Usually, it takes hard work and machinery to remove weeds and excess vegetation, but this time of the year it requires only big appetites.
For the 16th year, Lani Malmberg has brought her herd of more than 500 goats to eat their way to results at Bear Creek Park just outside of west Colorado Springs.
The goats are divided into two groups. One group consumes noxious weeds in the park to protect a community organic garden. Another group, overseen by Malmberg’s son, Donny Benz, is in the Mesa Road subdivision near Garden of the Gods, gobbling growth that could fuel wildfires.
It’s just one of many stops Malmberg and Benz make throughout the year as they hire out their gulping goats to similar jobs across much of the country.
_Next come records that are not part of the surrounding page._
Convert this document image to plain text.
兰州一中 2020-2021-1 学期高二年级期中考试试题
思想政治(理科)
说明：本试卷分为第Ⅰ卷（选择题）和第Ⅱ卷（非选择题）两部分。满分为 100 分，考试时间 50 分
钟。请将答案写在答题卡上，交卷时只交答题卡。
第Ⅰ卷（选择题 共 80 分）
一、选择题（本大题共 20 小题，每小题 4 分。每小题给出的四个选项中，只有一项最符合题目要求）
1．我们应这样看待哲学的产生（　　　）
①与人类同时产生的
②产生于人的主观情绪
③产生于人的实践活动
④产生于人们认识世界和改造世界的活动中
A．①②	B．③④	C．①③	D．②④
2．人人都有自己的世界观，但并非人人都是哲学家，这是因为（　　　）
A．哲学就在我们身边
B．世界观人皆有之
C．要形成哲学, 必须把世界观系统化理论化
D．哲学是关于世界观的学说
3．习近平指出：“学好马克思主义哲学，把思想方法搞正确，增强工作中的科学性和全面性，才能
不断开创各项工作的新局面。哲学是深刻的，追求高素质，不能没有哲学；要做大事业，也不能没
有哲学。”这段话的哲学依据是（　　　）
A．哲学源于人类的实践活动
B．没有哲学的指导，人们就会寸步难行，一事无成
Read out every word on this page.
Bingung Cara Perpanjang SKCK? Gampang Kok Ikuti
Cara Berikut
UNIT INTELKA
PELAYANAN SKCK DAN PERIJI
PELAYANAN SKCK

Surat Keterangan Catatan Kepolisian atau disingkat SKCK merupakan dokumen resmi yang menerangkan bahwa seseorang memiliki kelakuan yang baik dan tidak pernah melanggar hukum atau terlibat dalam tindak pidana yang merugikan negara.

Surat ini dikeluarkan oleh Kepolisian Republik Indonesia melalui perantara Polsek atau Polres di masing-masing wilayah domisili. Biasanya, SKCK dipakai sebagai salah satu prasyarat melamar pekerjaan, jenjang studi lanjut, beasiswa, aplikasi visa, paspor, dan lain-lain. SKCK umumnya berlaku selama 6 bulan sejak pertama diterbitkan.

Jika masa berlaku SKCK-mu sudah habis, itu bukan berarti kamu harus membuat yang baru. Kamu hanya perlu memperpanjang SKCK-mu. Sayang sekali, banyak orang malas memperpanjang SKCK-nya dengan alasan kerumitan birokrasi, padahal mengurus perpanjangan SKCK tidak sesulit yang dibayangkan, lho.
“There’s getting to be more and more of this all the time as people are questioning pesticides and the health effects of pesticides and herbicides on people, on their pets, and on the earth,” Malmberg said. “This is a natural way to deal with all of that.”
Malmberg said the goats eat rough weeds and brush; fertilize, irrigate and aerate the soil; and mulch to make the soil healthier.
Three border collies help manage the goats, which will spend several weeks in the area.
The Bear Creek Garden Association, a nonprofit group that manages the community garden, raises money to pay for the goats.
Malmberg said the only problem the goats have is being threatened by unleashed dogs owned by park visitors. She said a dog attacked and injured a goat Wednesday, and asks that visitors obey the county’s leash law.